Suspicion of fraudulent billing

According to the complaint, Radiology Partners acquired MBB in 2018 and soon began using MBB's Taxpayer Identification Number (TIN) to bill Aetna for services provided by other radiology groups throughout Florida. I started. Although these groups had their own contracts with Aetna, billing through MBB allegedly allowed the radiology partners to exploit higher reimbursement rates. The lawsuit alleges that the misrepresentations caused Aetna to pay higher amounts for the same services, resulting in more than $20 million in improper payments as a result of the scheme.

The complaint details how Radiology Partners used tactics such as jacking up billing rates and taking advantage of MBB's contracts to maximize profits. In one example, a routine chest x-ray billed under another radiology group cost Aetna $14.50, but when billed under MBB's TIN, it jumped to $252.12; This is an increase of over 1,600%.

Suspicion of abuse of the Surprise Prohibition Act

After MBB's contract with Aetna ends in 2022, Radiology Partners will seek out-of-network efforts to further exploit the NSA, which protects patients from unexpected medical bills and establishes an arbitration process for billing disputes. It is said that the company has moved to billing operations. Aetna alleges that Radiology Partners used bulk claims to overwhelm Aetna and secure higher payouts, filing tens of thousands of arbitrations with the NSA for services that were not otherwise eligible.

The complaint alleges that these tactics resulted in excessive arbitration awards against radiology partners, reinforced by data manipulation and certification misstatements.

Adjusted scheme

The complaint describes Radiology Partners as the mastermind behind the alleged scheme, with the help of private equity backers. The company reportedly controlled a related radiology group while hiding these relationships to appear compliant with state regulations prohibiting corporate activity in the medical field.

Aetna also accused Radiology Partners and MBB of taking extreme measures to cover up the plan, including misleading hospitals and creating false affiliations between radiology groups. .

Broad impact on healthcare costs

Aetna alleges that the fraud has significantly increased health care costs without improving the quality of care across Florida.

Insurers argue that the program is consistent with broader concerns about the influence of private equity in health care, citing the Federal Trade Commission's (FTC) case against U.S. Anesthesia Partners as a comparative example of private equity-driven consolidation and exploitation. ).

What's next?

Aetna is seeking compensatory and punitive damages, restitution of unjustified payments, and an injunction to prevent Radiology Partners and MBB from continuing these practices. The company is also asking the court to set aside an arbitration award it obtained over alleged fraudulent claims.

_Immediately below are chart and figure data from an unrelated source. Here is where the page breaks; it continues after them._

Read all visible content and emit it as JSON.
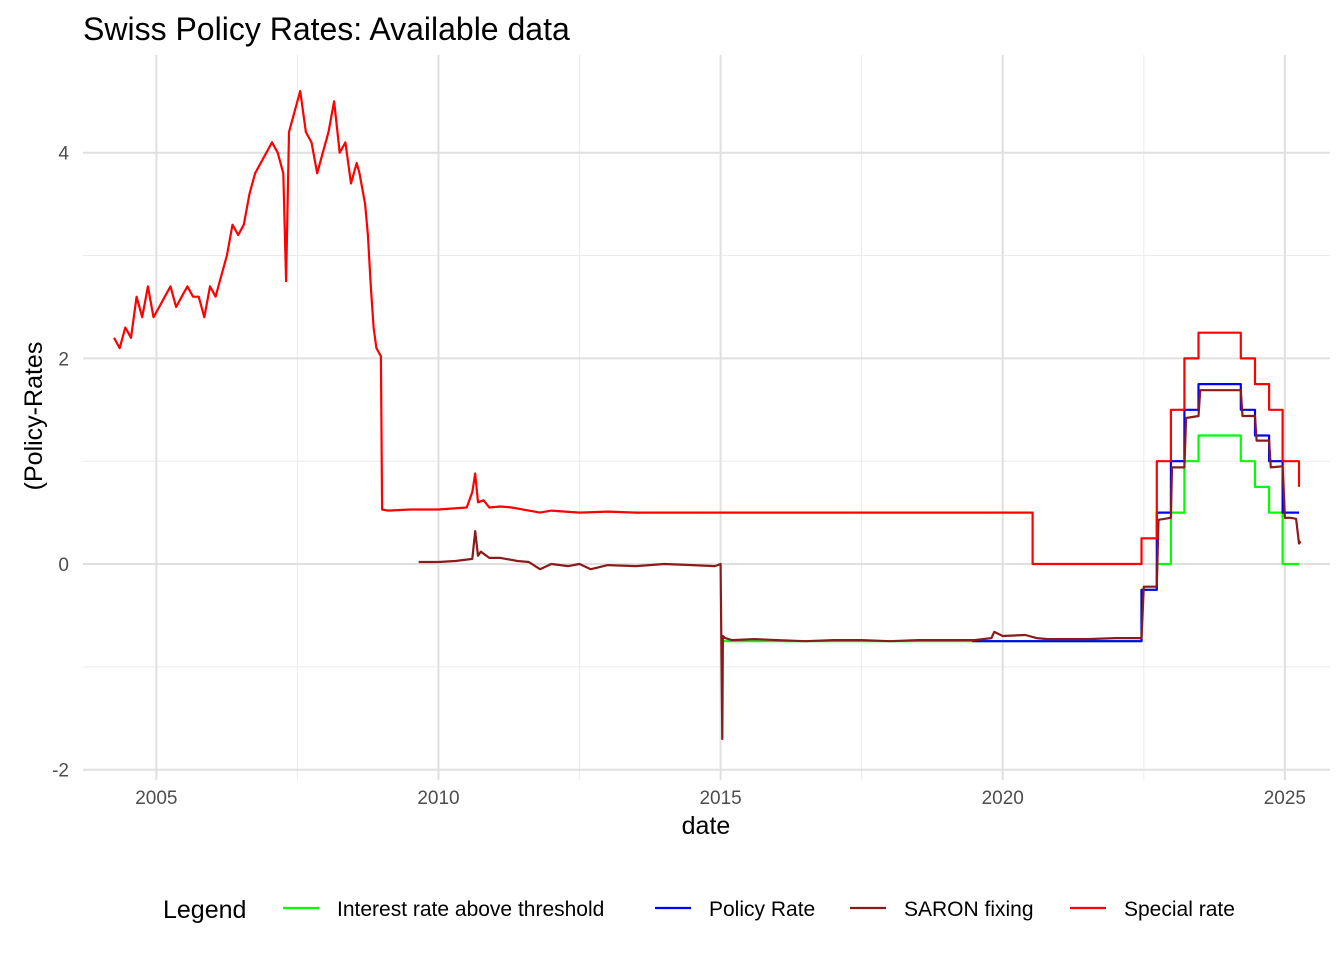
{
  "chart_data": {
    "type": "line",
    "title": "Swiss Policy Rates: Available data",
    "xlabel": "date",
    "ylabel": "(Policy-Rates",
    "xlim": [
      2003.7,
      2025.8
    ],
    "ylim": [
      -2.1,
      4.95
    ],
    "x_ticks": [
      2005,
      2010,
      2015,
      2020,
      2025
    ],
    "x_tick_labels": [
      "2005",
      "2010",
      "2015",
      "2020",
      "2025"
    ],
    "y_ticks": [
      -2,
      0,
      2,
      4
    ],
    "y_tick_labels": [
      "-2",
      "0",
      "2",
      "4"
    ],
    "grid": true,
    "legend": {
      "title": "Legend",
      "position": "bottom",
      "entries": [
        "Interest rate above threshold",
        "Policy Rate",
        "SARON fixing",
        "Special rate"
      ]
    },
    "series": [
      {
        "name": "Interest rate above threshold",
        "color": "#00ff00",
        "style": "step",
        "x": [
          2015.05,
          2022.46,
          2022.46,
          2022.73,
          2022.73,
          2022.98,
          2022.98,
          2023.22,
          2023.22,
          2023.47,
          2023.47,
          2024.22,
          2024.22,
          2024.47,
          2024.47,
          2024.72,
          2024.72,
          2024.96,
          2024.96,
          2025.25
        ],
        "y": [
          -0.75,
          -0.75,
          -0.25,
          -0.25,
          0.0,
          0.0,
          0.5,
          0.5,
          1.0,
          1.0,
          1.25,
          1.25,
          1.0,
          1.0,
          0.75,
          0.75,
          0.5,
          0.5,
          0.0,
          0.0
        ]
      },
      {
        "name": "Policy Rate",
        "color": "#0000ff",
        "style": "step",
        "x": [
          2019.46,
          2022.46,
          2022.46,
          2022.73,
          2022.73,
          2022.98,
          2022.98,
          2023.22,
          2023.22,
          2023.47,
          2023.47,
          2024.22,
          2024.22,
          2024.47,
          2024.47,
          2024.72,
          2024.72,
          2024.96,
          2024.96,
          2025.25
        ],
        "y": [
          -0.75,
          -0.75,
          -0.25,
          -0.25,
          0.5,
          0.5,
          1.0,
          1.0,
          1.5,
          1.5,
          1.75,
          1.75,
          1.5,
          1.5,
          1.25,
          1.25,
          1.0,
          1.0,
          0.5,
          0.5
        ]
      },
      {
        "name": "SARON fixing",
        "color": "#8b1a1a",
        "style": "line",
        "x": [
          2009.65,
          2010.0,
          2010.3,
          2010.6,
          2010.65,
          2010.7,
          2010.75,
          2010.9,
          2011.1,
          2011.4,
          2011.6,
          2011.8,
          2012.0,
          2012.3,
          2012.5,
          2012.7,
          2013.0,
          2013.5,
          2014.0,
          2014.5,
          2014.9,
          2015.0,
          2015.03,
          2015.04,
          2015.08,
          2015.2,
          2015.6,
          2016.0,
          2016.5,
          2017.0,
          2017.5,
          2018.0,
          2018.5,
          2019.0,
          2019.5,
          2019.8,
          2019.85,
          2020.0,
          2020.4,
          2020.6,
          2020.8,
          2021.0,
          2021.5,
          2022.0,
          2022.46,
          2022.5,
          2022.73,
          2022.76,
          2022.98,
          2023.0,
          2023.22,
          2023.25,
          2023.47,
          2023.5,
          2024.22,
          2024.25,
          2024.47,
          2024.5,
          2024.72,
          2024.75,
          2024.96,
          2025.0,
          2025.1,
          2025.2,
          2025.25,
          2025.28
        ],
        "y": [
          0.02,
          0.02,
          0.03,
          0.05,
          0.32,
          0.08,
          0.12,
          0.06,
          0.06,
          0.03,
          0.02,
          -0.05,
          0.0,
          -0.02,
          0.0,
          -0.05,
          -0.01,
          -0.02,
          0.0,
          -0.01,
          -0.02,
          0.0,
          -1.7,
          -0.7,
          -0.72,
          -0.74,
          -0.73,
          -0.74,
          -0.75,
          -0.74,
          -0.74,
          -0.75,
          -0.74,
          -0.74,
          -0.74,
          -0.72,
          -0.66,
          -0.7,
          -0.69,
          -0.72,
          -0.73,
          -0.73,
          -0.73,
          -0.72,
          -0.72,
          -0.22,
          -0.22,
          0.43,
          0.45,
          0.94,
          0.94,
          1.42,
          1.44,
          1.69,
          1.69,
          1.44,
          1.44,
          1.2,
          1.2,
          0.94,
          0.95,
          0.45,
          0.45,
          0.44,
          0.2,
          0.22
        ]
      },
      {
        "name": "Special rate",
        "color": "#ff0000",
        "style": "line",
        "x": [
          2004.25,
          2004.35,
          2004.45,
          2004.55,
          2004.65,
          2004.75,
          2004.85,
          2004.95,
          2005.05,
          2005.15,
          2005.25,
          2005.35,
          2005.45,
          2005.55,
          2005.65,
          2005.75,
          2005.85,
          2005.95,
          2006.05,
          2006.15,
          2006.25,
          2006.35,
          2006.45,
          2006.55,
          2006.65,
          2006.75,
          2006.85,
          2006.95,
          2007.05,
          2007.15,
          2007.25,
          2007.3,
          2007.35,
          2007.45,
          2007.55,
          2007.65,
          2007.75,
          2007.85,
          2007.95,
          2008.05,
          2008.15,
          2008.25,
          2008.35,
          2008.45,
          2008.55,
          2008.6,
          2008.7,
          2008.75,
          2008.8,
          2008.85,
          2008.9,
          2008.95,
          2008.98,
          2009.0,
          2009.1,
          2009.5,
          2010.0,
          2010.5,
          2010.6,
          2010.65,
          2010.7,
          2010.8,
          2010.9,
          2011.1,
          2011.3,
          2011.6,
          2011.8,
          2012.0,
          2012.5,
          2013.0,
          2013.5,
          2014.0,
          2015.0,
          2016.0,
          2017.0,
          2018.0,
          2019.0,
          2020.0,
          2020.53,
          2020.53,
          2022.46,
          2022.46,
          2022.73,
          2022.73,
          2022.98,
          2022.98,
          2023.22,
          2023.22,
          2023.47,
          2023.47,
          2024.22,
          2024.22,
          2024.47,
          2024.47,
          2024.72,
          2024.72,
          2024.96,
          2024.96,
          2025.25,
          2025.25
        ],
        "y": [
          2.2,
          2.1,
          2.3,
          2.2,
          2.6,
          2.4,
          2.7,
          2.4,
          2.5,
          2.6,
          2.7,
          2.5,
          2.6,
          2.7,
          2.6,
          2.6,
          2.4,
          2.7,
          2.6,
          2.8,
          3.0,
          3.3,
          3.2,
          3.3,
          3.6,
          3.8,
          3.9,
          4.0,
          4.1,
          4.0,
          3.8,
          2.75,
          4.2,
          4.4,
          4.6,
          4.2,
          4.1,
          3.8,
          4.0,
          4.2,
          4.5,
          4.0,
          4.1,
          3.7,
          3.9,
          3.8,
          3.5,
          3.2,
          2.7,
          2.3,
          2.1,
          2.05,
          2.02,
          0.53,
          0.52,
          0.53,
          0.53,
          0.55,
          0.7,
          0.88,
          0.6,
          0.62,
          0.55,
          0.56,
          0.55,
          0.52,
          0.5,
          0.52,
          0.5,
          0.51,
          0.5,
          0.5,
          0.5,
          0.5,
          0.5,
          0.5,
          0.5,
          0.5,
          0.5,
          0.0,
          0.0,
          0.25,
          0.25,
          1.0,
          1.0,
          1.5,
          1.5,
          2.0,
          2.0,
          2.25,
          2.25,
          2.0,
          2.0,
          1.75,
          1.75,
          1.5,
          1.5,
          1.0,
          1.0,
          0.75
        ]
      }
    ]
  }
}
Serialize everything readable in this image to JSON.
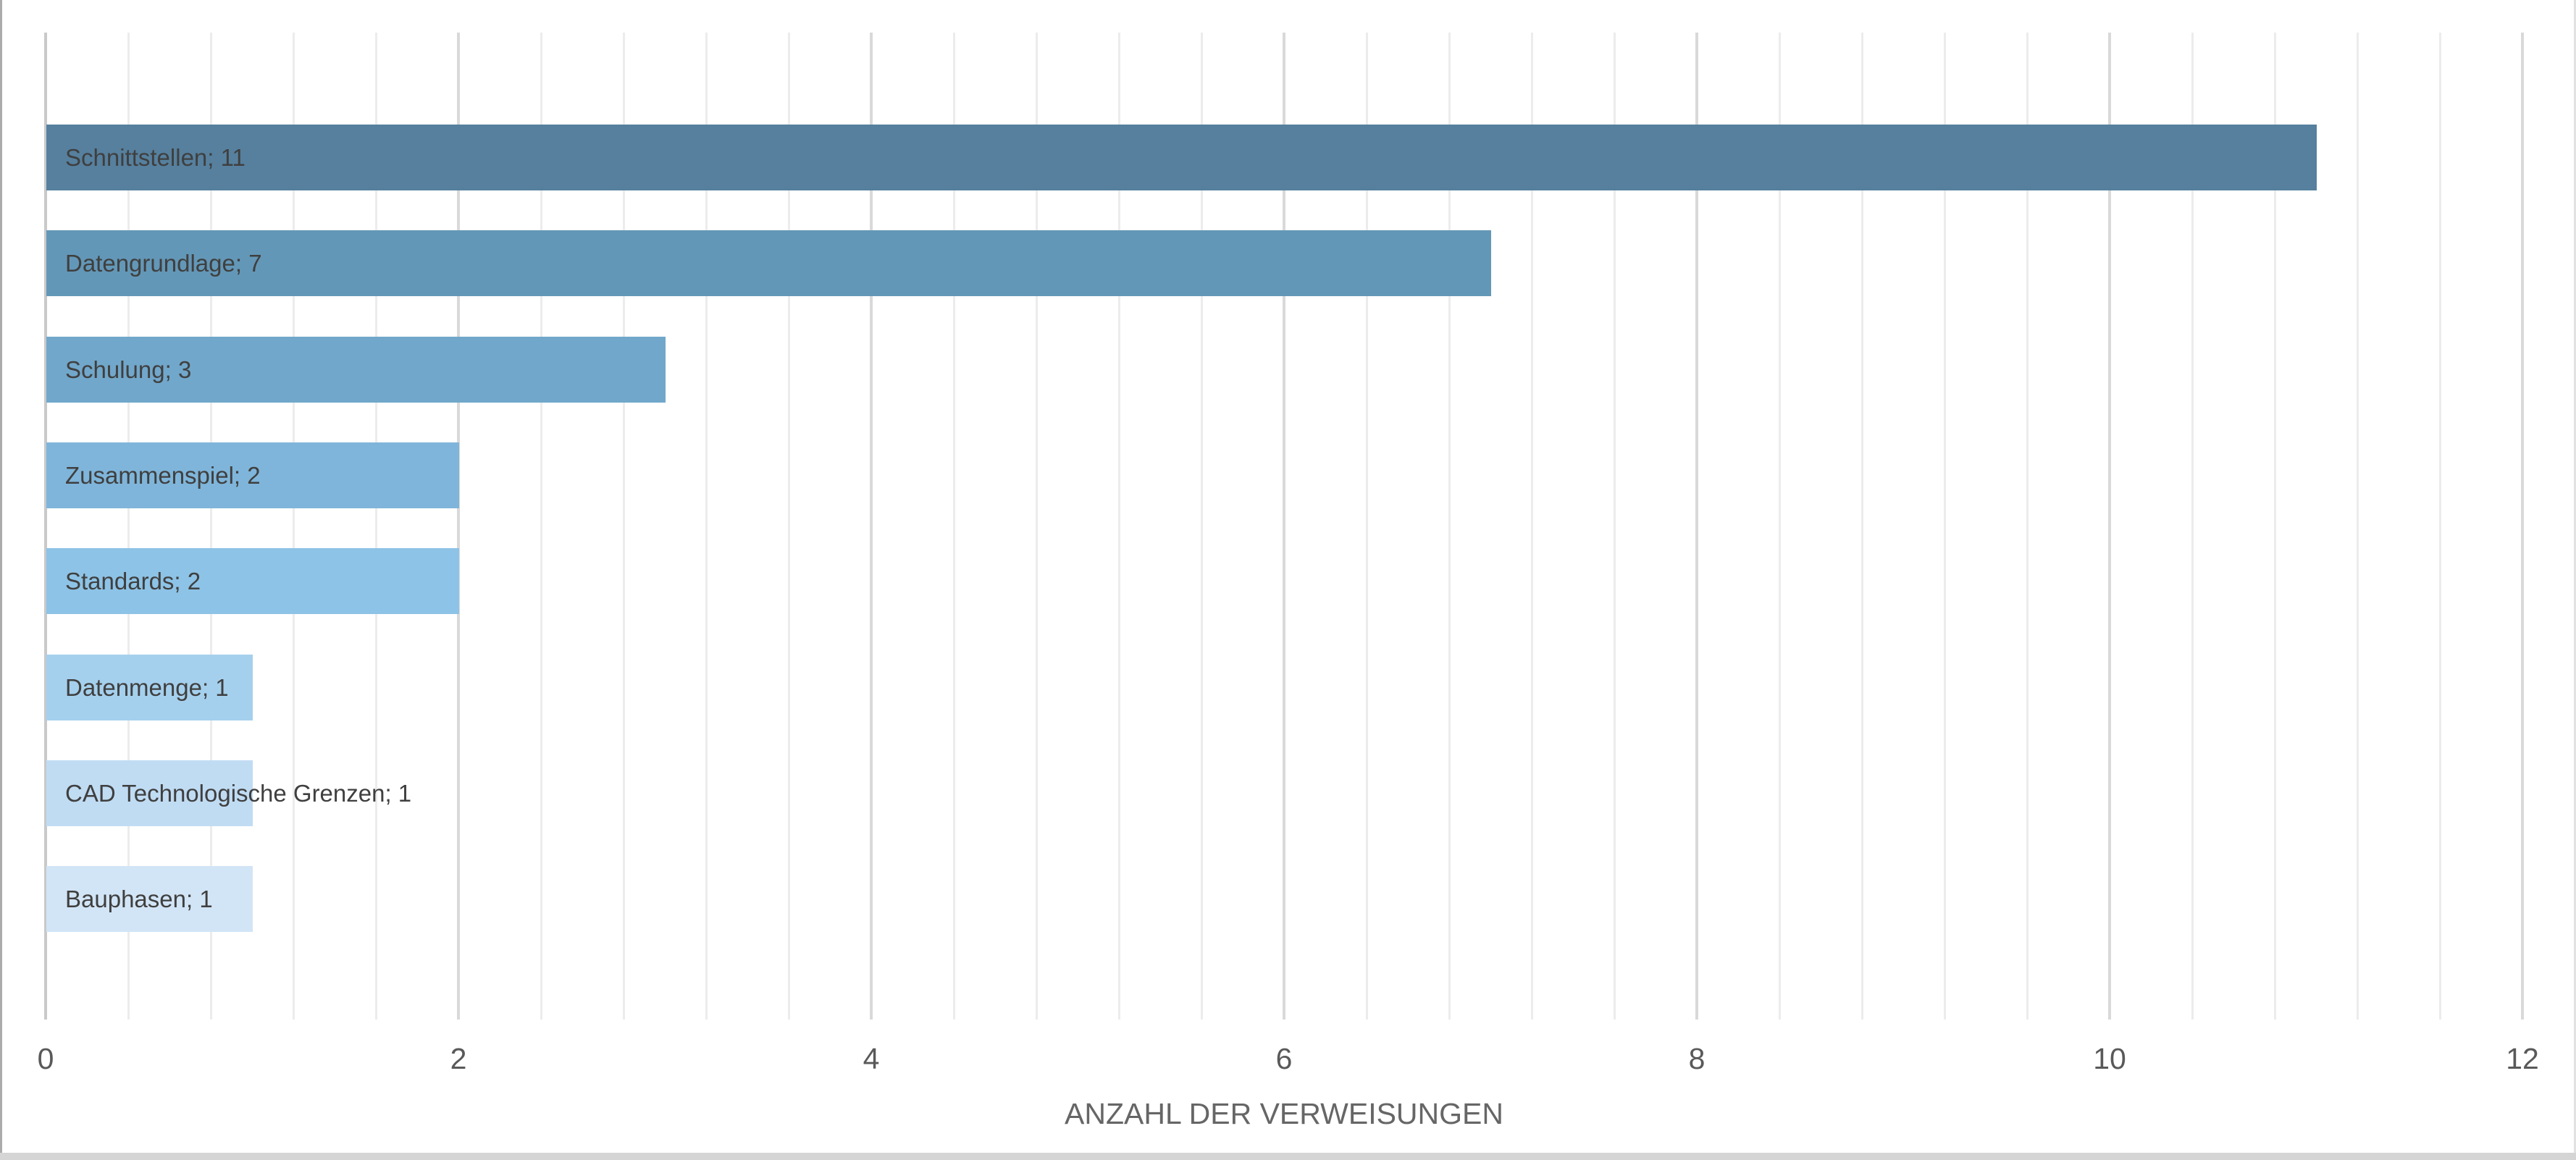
{
  "chart_data": {
    "type": "bar",
    "orientation": "horizontal",
    "title": "",
    "categories": [
      "Schnittstellen",
      "Datengrundlage",
      "Schulung",
      "Zusammenspiel",
      "Standards",
      "Datenmenge",
      "CAD Technologische Grenzen",
      "Bauphasen"
    ],
    "values": [
      11,
      7,
      3,
      2,
      2,
      1,
      1,
      1
    ],
    "data_labels": [
      "Schnittstellen; 11",
      "Datengrundlage; 7",
      "Schulung; 3",
      "Zusammenspiel; 2",
      "Standards; 2",
      "Datenmenge; 1",
      "CAD Technologische Grenzen; 1",
      "Bauphasen; 1"
    ],
    "bar_colors": [
      "#56809e",
      "#6397b7",
      "#71a7cb",
      "#7fb5da",
      "#8dc3e6",
      "#a5d0ed",
      "#c0dcf3",
      "#d2e5f6"
    ],
    "xlabel": "ANZAHL DER VERWEISUNGEN",
    "ylabel": "",
    "xlim": [
      0,
      12
    ],
    "x_ticks": [
      0,
      2,
      4,
      6,
      8,
      10,
      12
    ],
    "minor_grid_step": 0.4,
    "grid": "vertical, minor and major, no bottom axis line",
    "legend": "none"
  },
  "colors": {
    "minor_gridline": "#ececec",
    "major_gridline": "#d9d9d9",
    "zero_axis_line": "#c9c9c9",
    "bar_label_text": "#3f3f3f",
    "tick_text": "#595959",
    "axis_title_text": "#666666",
    "window_border_left": "#ababab",
    "window_border_right": "#e2e2e2",
    "window_strip_bottom": "#d5d5d5",
    "background": "#ffffff"
  }
}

The case highlights growing tensions between health care providers and insurance companies over billing practices and the growing influence of private equity in the health care sector.

A high-stakes legal battle

This case represents one of the most significant legal issues surrounding the Anti-Surprise Act since it went into effect. With millions of dollars and medical industry practices at stake, the case will be closely watched by regulators, policy makers, and industry players alike.

Radiology Partners responded to the allegations, calling the lawsuit “unanticipated.” The group strongly disputes Aetna's allegations and stands by the integrity of its owned and affiliated operations. The statement reads in part:

“This case exemplifies Aetna's conscious strategy of exploiting legal disputes rather than seeking fair resolutions. However, I don't want to pay if I lose. They want a judge to say they don't have to pay claims from disputes that have already been decided, and they want to eliminate the unnecessary and unusual costs of NSA arbitration by paying higher premiums to employers and ultimately They seem content to leave the burden to the union members.”